Zuletzt weibelte der Frauenfelder Stadtpräsident Anders Stokholm mit einem Neubau im «Oberen Mätteli».

Und Ende März bewarb sich die Hafenstadt mit gleich fünf möglichen Standorten: Hafenbecken im Bereich Festwiese, Schloss allenfalls mit Anbau, Hafenpark südlich des Kornhauses, ehemaliger Volksgarten und Stadtplatz.

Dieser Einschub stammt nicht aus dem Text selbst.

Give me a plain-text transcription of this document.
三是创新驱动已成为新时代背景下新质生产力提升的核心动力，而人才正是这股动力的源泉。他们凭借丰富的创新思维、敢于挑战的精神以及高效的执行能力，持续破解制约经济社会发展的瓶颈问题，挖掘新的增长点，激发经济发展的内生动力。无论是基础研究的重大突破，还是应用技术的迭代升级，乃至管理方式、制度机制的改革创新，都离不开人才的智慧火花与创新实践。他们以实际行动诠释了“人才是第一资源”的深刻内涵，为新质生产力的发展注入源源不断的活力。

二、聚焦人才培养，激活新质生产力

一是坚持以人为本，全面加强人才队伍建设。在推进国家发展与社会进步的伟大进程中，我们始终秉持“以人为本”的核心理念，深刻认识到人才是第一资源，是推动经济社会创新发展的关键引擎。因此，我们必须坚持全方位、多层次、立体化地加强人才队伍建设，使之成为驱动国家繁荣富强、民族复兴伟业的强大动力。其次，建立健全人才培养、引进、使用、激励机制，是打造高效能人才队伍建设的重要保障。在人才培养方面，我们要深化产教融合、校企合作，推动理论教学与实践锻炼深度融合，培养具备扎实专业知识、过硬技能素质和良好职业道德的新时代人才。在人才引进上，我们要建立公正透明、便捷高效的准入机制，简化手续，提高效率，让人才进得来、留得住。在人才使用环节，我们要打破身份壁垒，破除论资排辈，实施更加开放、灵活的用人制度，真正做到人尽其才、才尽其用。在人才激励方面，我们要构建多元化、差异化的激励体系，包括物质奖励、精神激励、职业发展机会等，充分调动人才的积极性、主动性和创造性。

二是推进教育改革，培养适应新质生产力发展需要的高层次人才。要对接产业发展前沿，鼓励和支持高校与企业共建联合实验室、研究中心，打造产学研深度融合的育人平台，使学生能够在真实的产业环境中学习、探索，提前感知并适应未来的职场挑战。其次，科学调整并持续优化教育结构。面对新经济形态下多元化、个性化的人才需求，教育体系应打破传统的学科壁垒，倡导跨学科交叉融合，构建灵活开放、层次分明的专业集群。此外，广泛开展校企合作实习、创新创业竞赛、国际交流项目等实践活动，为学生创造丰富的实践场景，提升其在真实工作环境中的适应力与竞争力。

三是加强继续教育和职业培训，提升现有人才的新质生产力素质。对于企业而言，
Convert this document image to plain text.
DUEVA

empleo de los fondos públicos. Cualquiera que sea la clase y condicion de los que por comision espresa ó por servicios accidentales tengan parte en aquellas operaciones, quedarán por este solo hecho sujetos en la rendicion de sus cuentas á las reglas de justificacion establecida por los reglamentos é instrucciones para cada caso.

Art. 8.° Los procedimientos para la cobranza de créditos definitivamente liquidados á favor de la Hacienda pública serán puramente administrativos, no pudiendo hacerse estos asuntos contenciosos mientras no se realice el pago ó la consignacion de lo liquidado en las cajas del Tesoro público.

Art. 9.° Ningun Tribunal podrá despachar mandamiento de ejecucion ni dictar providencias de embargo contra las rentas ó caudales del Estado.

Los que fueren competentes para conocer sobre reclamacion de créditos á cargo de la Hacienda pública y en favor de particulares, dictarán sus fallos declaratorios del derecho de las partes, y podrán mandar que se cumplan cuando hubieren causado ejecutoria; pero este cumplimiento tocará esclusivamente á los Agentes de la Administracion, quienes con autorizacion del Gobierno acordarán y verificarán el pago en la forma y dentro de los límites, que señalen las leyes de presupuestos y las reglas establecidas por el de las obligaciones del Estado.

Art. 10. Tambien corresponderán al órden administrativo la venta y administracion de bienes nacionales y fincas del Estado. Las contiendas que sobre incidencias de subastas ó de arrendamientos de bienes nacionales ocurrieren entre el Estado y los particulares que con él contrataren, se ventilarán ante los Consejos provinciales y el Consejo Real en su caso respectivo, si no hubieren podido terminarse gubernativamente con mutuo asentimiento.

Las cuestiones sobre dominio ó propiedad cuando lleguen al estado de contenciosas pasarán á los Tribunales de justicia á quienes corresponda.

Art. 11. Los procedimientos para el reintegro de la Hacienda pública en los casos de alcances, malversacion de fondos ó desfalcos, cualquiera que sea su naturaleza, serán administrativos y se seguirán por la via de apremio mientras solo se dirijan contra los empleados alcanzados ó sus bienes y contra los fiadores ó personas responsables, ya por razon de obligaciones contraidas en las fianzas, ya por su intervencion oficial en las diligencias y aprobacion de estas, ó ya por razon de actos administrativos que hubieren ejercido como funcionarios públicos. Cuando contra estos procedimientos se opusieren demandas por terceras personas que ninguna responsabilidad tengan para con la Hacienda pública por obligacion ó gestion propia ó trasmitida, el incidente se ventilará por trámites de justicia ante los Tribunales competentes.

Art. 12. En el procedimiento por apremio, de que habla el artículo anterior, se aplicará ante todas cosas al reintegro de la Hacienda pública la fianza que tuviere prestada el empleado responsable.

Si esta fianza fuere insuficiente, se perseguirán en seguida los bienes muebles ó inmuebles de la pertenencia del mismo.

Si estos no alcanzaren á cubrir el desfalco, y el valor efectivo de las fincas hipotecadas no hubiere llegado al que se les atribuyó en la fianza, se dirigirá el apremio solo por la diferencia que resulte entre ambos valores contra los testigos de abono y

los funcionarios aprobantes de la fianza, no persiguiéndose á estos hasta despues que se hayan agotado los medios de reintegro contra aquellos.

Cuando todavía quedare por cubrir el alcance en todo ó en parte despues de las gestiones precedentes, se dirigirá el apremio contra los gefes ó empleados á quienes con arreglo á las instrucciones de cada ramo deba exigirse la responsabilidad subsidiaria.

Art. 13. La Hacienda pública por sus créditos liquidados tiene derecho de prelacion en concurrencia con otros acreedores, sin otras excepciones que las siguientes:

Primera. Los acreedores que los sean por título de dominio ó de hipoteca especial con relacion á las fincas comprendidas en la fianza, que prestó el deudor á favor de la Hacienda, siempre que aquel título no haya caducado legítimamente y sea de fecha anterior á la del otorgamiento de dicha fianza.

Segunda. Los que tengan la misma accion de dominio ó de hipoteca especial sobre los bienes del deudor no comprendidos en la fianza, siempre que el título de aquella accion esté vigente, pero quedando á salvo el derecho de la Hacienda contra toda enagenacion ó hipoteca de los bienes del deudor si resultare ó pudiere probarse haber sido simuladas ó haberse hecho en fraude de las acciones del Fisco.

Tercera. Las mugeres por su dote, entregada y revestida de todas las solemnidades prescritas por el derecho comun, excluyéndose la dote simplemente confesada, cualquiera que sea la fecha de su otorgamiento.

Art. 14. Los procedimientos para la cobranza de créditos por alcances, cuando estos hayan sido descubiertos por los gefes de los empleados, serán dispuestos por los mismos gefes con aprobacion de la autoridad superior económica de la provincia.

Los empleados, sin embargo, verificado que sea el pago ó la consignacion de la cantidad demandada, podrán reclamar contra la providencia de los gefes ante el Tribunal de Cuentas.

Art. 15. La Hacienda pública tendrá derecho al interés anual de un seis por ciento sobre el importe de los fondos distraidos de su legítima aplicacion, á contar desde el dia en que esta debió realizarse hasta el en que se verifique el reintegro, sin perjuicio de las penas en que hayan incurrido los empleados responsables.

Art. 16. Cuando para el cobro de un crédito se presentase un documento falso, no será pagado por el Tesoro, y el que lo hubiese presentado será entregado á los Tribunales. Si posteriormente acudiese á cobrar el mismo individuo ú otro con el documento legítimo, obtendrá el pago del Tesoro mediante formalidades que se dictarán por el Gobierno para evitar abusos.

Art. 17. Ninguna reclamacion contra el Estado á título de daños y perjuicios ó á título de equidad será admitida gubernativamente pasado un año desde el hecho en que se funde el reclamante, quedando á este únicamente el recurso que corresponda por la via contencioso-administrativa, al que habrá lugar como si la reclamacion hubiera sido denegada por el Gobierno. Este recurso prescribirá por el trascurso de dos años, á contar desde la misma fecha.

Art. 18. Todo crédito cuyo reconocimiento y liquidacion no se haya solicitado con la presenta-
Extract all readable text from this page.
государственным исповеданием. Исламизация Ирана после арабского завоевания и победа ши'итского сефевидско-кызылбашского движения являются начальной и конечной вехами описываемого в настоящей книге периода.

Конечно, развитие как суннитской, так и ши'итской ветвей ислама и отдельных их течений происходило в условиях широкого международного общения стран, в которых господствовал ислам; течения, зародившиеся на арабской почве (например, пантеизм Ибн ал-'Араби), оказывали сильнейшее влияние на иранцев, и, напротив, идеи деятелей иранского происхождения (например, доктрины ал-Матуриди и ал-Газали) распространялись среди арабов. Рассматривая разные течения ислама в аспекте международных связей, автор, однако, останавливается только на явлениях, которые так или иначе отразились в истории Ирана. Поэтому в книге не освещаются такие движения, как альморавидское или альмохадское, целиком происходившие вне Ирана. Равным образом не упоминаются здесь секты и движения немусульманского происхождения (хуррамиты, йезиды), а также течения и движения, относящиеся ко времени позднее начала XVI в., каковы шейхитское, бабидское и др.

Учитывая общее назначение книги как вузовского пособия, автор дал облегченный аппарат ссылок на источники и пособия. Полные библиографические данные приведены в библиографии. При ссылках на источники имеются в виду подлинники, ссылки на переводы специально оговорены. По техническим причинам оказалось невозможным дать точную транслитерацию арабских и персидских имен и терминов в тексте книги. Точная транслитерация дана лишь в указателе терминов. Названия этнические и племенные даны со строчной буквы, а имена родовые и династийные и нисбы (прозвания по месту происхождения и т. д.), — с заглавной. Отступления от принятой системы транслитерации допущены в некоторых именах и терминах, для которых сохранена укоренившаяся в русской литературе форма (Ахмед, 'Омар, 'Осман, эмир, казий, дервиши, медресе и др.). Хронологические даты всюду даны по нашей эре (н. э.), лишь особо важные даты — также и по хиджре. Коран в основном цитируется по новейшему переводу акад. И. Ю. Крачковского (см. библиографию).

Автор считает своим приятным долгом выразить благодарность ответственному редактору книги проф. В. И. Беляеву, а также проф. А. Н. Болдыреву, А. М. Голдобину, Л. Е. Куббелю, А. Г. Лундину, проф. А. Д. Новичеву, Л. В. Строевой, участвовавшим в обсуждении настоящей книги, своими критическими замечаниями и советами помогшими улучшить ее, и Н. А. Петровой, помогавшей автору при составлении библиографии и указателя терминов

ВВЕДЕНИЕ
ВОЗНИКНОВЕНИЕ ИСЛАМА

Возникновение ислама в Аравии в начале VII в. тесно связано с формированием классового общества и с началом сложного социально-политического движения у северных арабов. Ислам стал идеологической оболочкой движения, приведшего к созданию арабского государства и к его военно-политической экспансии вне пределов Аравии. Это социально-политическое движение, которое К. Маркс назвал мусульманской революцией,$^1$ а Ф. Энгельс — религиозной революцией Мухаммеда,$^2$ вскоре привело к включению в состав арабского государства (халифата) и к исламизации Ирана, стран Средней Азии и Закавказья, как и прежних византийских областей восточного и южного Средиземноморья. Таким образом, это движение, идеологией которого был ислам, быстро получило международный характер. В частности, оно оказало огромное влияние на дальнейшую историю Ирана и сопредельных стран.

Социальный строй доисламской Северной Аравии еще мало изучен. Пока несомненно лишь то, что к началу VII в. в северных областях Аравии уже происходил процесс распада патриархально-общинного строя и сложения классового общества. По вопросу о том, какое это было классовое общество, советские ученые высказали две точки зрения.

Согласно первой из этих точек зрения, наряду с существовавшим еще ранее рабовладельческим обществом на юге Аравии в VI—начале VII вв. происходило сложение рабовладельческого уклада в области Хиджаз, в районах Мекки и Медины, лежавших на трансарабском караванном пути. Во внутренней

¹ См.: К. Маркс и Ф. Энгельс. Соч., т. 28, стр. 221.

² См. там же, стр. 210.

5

Der Arboner Stadtpräsident Diezi sagt dazu: «Wir können nur gewinnen, wenn wir gemeinsam als Oberthurgau auftreten.»

Die Standortfrage steht seit 2016 im Raum. Seit 2017 ging aber nicht mehr viel, weil der Kanton zuerst die Zukunft des Kunstmuseums in der Kartause Ittingen klären wollte. Die Arboner Arbeitsgruppe fordert nun, weitere Schritte betreffend das Historische Museum zeitgleich umzusetzen. Die kantonale Projektgruppe hat indes wieder Abklärungen aufgenommen. Bis im Frühling will sie dem Regierungsrat einen Vorschlag unterbreiten, wo die Sammlung künftig gezeigt werden soll.